Although this study correlated OCT with histology, but still expert based interpretation was needed for diagnosis. The intensity and textural features of OCT were therefore analyzed towards value addition to the process of oral pre-cancer and cancer differential diagnosis as well as to boost computer aided diagnostic (CAD) technique. The texture and intensity features based classification of OCT images (Table 1) using PCA–LDA score plots (Fig. 2), depicted significant overlapping in between NOM and PMD conditions. Therefore, SVM based two class disease classification was further performed. The results suggested that selected OCT features could differentiate the lesions with high sensitivity and specificity, mostly with 90% overall accuracy. Table 4 presents the classification performance of SVM with different kernels, with 10 fold cross validation. Cubic and quadratic kernels were found to be more efficient than linear kernel during classification. All the lesions could be classified using quadratic SVM with 82.6% accuracy after optimization of classifiers, when four class classifications was performed. The confusion matrix has been presented in Fig. 4. Further, sequential feature reduction based attribute selection was then performed towards optimal classification of OCT features. Specific feature subsets, not selected during two class disease classification (provided in Table 2), were not used further, and therefore the rest (not mentioned in Table 1) were considered as optimum selected features from OCT images.

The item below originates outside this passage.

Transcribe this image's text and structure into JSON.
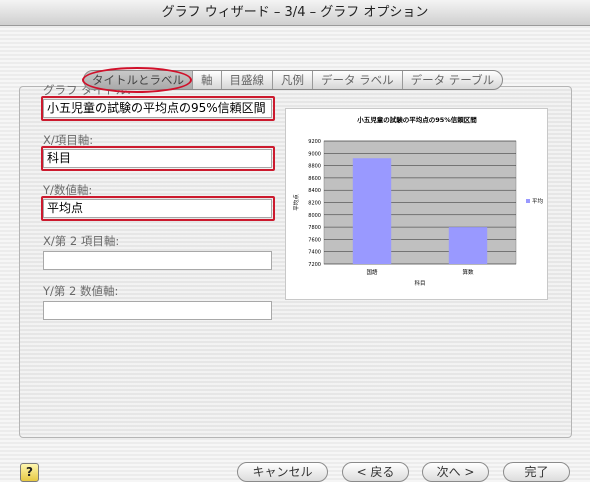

Fig. 2 LDA score plot of OCT intensity and textural feature using 20 principle components after PCA–LDA with confidence ellipse representing confidence interval at 80%.

Table 4 Classification performance of variants of SVM based on intensity and texture features extracted from OCT images

Classification conditions	Classifier used	Sensitivity (%)	Specificity (%)	Accuracy (%)
NOM vs. OLK	Linear SVM	37.5	85.4	71.9
	Quadratic SVM	81.3	92.7	89.5
	Cubic SVM	87.5	97.6	94.7
NOM vs. OSF	Linear SVM	56.3	98	88
	Quadratic SVM	50	98	86.6
	Cubic SVM	75	98	92.5
NOM vs. OSCC	Linear SVM	81.3	93.8	91.3
	Quadratic SVM	68.8	95.3	90
	Cubic SVM	81.3	96.6	93.8
OLK vs. OSCC	Linear SVM	58.5	85.9	75.2
	Quadratic SVM	80.5	87.5	84.8
	Cubic SVM	80.5	92.2	87.6
OSF vs. OSCC	Linear SVM	90.2	92.2	91.3
	Quadratic SVM	88.2	95.3	92.2
	Cubic SVM	88.2	92.2	90.4
OLK vs. OSF	Linear SVM	78	80.4	79.3
	Quadratic SVM	92.7	86.3	90.2
	Cubic SVM	87.8	86.3	87

---

When two tailed ‘t’ test with 95% confidence interval was performed between the disease conditions with the OCT features, the information measure was significant to differentiate NOM vs. OSCC and NOM vs. OSF. Skewness of gray value was important for NOM vs. OSCC and NOM vs. OLK. Other statistically significant parameters (p < 0.05) to delineate NOM and OSCC were mean and median of gray values, entropy of GLCM, cluster shade, cluster prominence and sum of variance. Correlation and homogeneity of GLCM, difference entropy as well as mean and standard deviation of LBP were found to be important to distinguish NOM and OSF. Lower entropy, mean of gray value in OSCC indicated increased homogeneity in OCT images, while low cluster prominence indicated small variation in gray scale too, as validated from H&E images (Fig. 2).³⁰

Since biochemical alteration could only be validated by multimodal characterization of oral lesions and selected feature subset obtained from OCT images can only be rechristened to QIBs if significant alterations are present in disease conditions,¹⁷ HC and IHC studies were performed and logically corroborated with OCT images towards better disease characterization. The HC and IHC (Fig. 3) were effective to elucidate specific local molecular signatures, corroborative with structural information from OCT.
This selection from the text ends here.